A Cross-National and Cross-Actor Comparative Analysis of Violent and Nonviolent Interactions Between State and Civil Society Actors

Monday, July 14, 2014: 11:30 AM
Room: 411
Oral Presentation
Takeshi WADA , Graduate School of Arts and Sciences, The University of Tokyo, Tokyo, Japan
Yoshiyuki AOKI , The University of Tokyo, Tokyo, Japan
Hiromi MAKITA , Area studies, The University of Tokyo, Tokyo, Japan
Hiroyuki SUZUKI , The University of Tokyo, Japan
While civil violence is almost always countered by state violence, the opposite is not true. It is unclear, according to Christian Davenport, whether state violence triggers or contains civil violence. In fact, one of the most difficult issues in the study of contentious politics is to predict civil society actors’ reactions to state violence. Will those who have witnessed state repression pick up a weapon in anger or quiet down in fear and despair?

This paper tackles this repression-dissent problem. The literature on collective violence emphasizes the importance of institutional and structural contexts—e.g., political regime characteristics, state capacity, ethnic, religious, and class cleavages, levels of socioeconomic development, etc.—to understand the repression- dissent dynamics. A major stumbling block in the effort to carry out such a research agenda is methodological. On one hand, small-N case studies, while good at revealing exact processes of state and civil society interactions, cannot measure adequately the effect of multiple contextual factors. On the other, typical quantitative analyses of annual event counts, while good at estimating the contextual effects, fail to detect interactive dynamics.

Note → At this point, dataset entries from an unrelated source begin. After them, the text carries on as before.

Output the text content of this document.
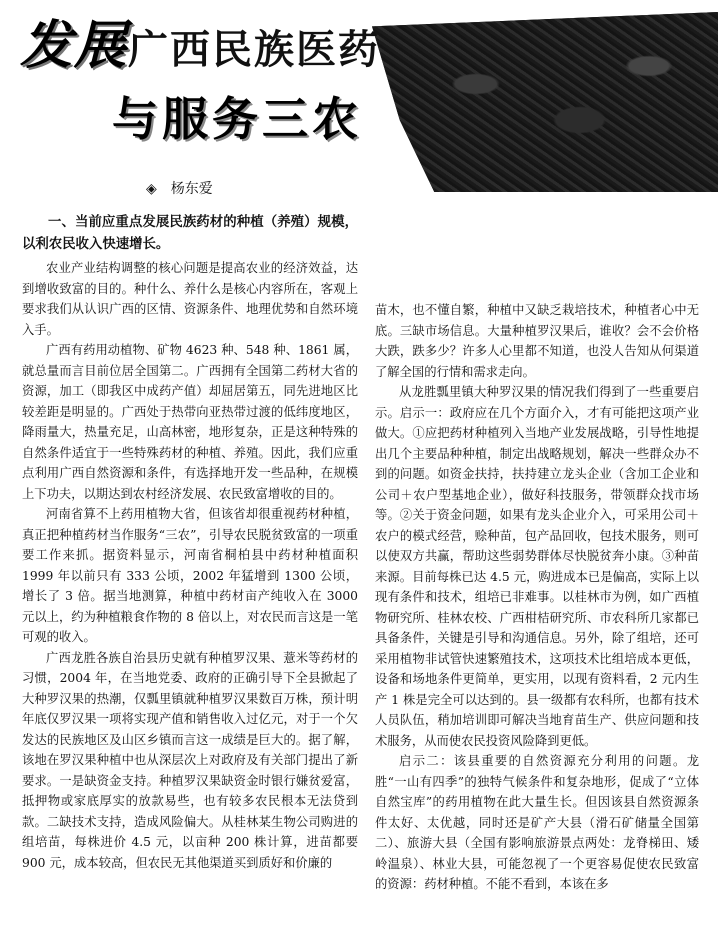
发展广西民族医药
与服务三农
◈ 杨东爱
一、当前应重点发展民族药材的种植（养殖）规模，以利农民收入快速增长。

农业产业结构调整的核心问题是提高农业的经济效益，达到增收致富的目的。种什么、养什么是核心内容所在，客观上要求我们从认识广西的区情、资源条件、地理优势和自然环境入手。

广西有药用动植物、矿物 4623 种、548 种、1861 属，就总量而言目前位居全国第二。广西拥有全国第二药材大省的资源，加工（即我区中成药产值）却屈居第五，同先进地区比较差距是明显的。广西处于热带向亚热带过渡的低纬度地区，降雨量大，热量充足，山高林密，地形复杂，正是这种特殊的自然条件适宜于一些特殊药材的种植、养殖。因此，我们应重点利用广西自然资源和条件，有选择地开发一些品种，在规模上下功夫，以期达到农村经济发展、农民致富增收的目的。

河南省算不上药用植物大省，但该省却很重视药材种植，真正把种植药材当作服务“三农”，引导农民脱贫致富的一项重要工作来抓。据资料显示，河南省桐柏县中药材种植面积 1999 年以前只有 333 公顷，2002 年猛增到 1300 公顷，增长了 3 倍。据当地测算，种植中药材亩产纯收入在 3000 元以上，约为种植粮食作物的 8 倍以上，对农民而言这是一笔可观的收入。

广西龙胜各族自治县历史就有种植罗汉果、薏米等药材的习惯，2004 年，在当地党委、政府的正确引导下全县掀起了大种罗汉果的热潮，仅瓢里镇就种植罗汉果数百万株，预计明年底仅罗汉果一项将实现产值和销售收入过亿元，对于一个欠发达的民族地区及山区乡镇而言这一成绩是巨大的。据了解，该地在罗汉果种植中也从深层次上对政府及有关部门提出了新要求。一是缺资金支持。种植罗汉果缺资金时银行嫌贫爱富，抵押物或家底厚实的放款易些，也有较多农民根本无法贷到款。二缺技术支持，造成风险偏大。从桂林某生物公司购进的组培苗，每株进价 4.5 元，以亩种 200 株计算，进苗都要 900 元，成本较高，但农民无其他渠道买到质好和价廉的

苗木，也不懂自繁，种植中又缺乏栽培技术，种植者心中无底。三缺市场信息。大量种植罗汉果后，谁收？会不会价格大跌，跌多少？许多人心里都不知道，也没人告知从何渠道了解全国的行情和需求走向。

从龙胜瓢里镇大种罗汉果的情况我们得到了一些重要启示。启示一：政府应在几个方面介入，才有可能把这项产业做大。①应把药材种植列入当地产业发展战略，引导性地提出几个主要品种种植，制定出战略规划，解决一些群众办不到的问题。如资金扶持，扶持建立龙头企业（含加工企业和公司＋农户型基地企业），做好科技服务，带领群众找市场等。②关于资金问题，如果有龙头企业介入，可采用公司＋农户的模式经营，赊种苗，包产品回收，包技术服务，则可以使双方共赢，帮助这些弱势群体尽快脱贫奔小康。③种苗来源。目前每株已达 4.5 元，购进成本已是偏高，实际上以现有条件和技术，组培已非难事。以桂林市为例，如广西植物研究所、桂林农校、广西柑桔研究所、市农科所几家都已具备条件，关键是引导和沟通信息。另外，除了组培，还可采用植物非试管快速繁殖技术，这项技术比组培成本更低，设备和场地条件更简单，更实用，以现有资料看，2 元内生产 1 株是完全可以达到的。县一级都有农科所，也都有技术人员队伍，稍加培训即可解决当地育苗生产、供应问题和技术服务，从而使农民投资风险降到更低。

启示二：该县重要的自然资源充分利用的问题。龙胜“一山有四季”的独特气候条件和复杂地形，促成了“立体自然宝库”的药用植物在此大量生长。但因该县自然资源条件太好、太优越，同时还是矿产大县（滑石矿储量全国第二）、旅游大县（全国有影响旅游景点两处：龙脊梯田、矮岭温泉）、林业大县，可能忽视了一个更容易促使农民致富的资源：药材种植。不能不看到，本该在多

By conducting a cross-national comparison of contentious event sequences, this study attempts to examine both the contextual effects and the interactive dynamics at the same time. We use a data set of 10 million events world-wide, reported by Reuters, between 1990 and 2004. This unique data set records event information at a daily—instead of yearly—basis and, thus, helps us detect interactive dynamics. Moreover, we distinguish the actors who are more likely to resort to violence after state repression from the actors who are more likely to give up any further attempts to make claims by using multilevel analysis of actor-target interactions. This paper presents an original analysis of national contexts, actor characteristics, and actor-target interactive dynamics.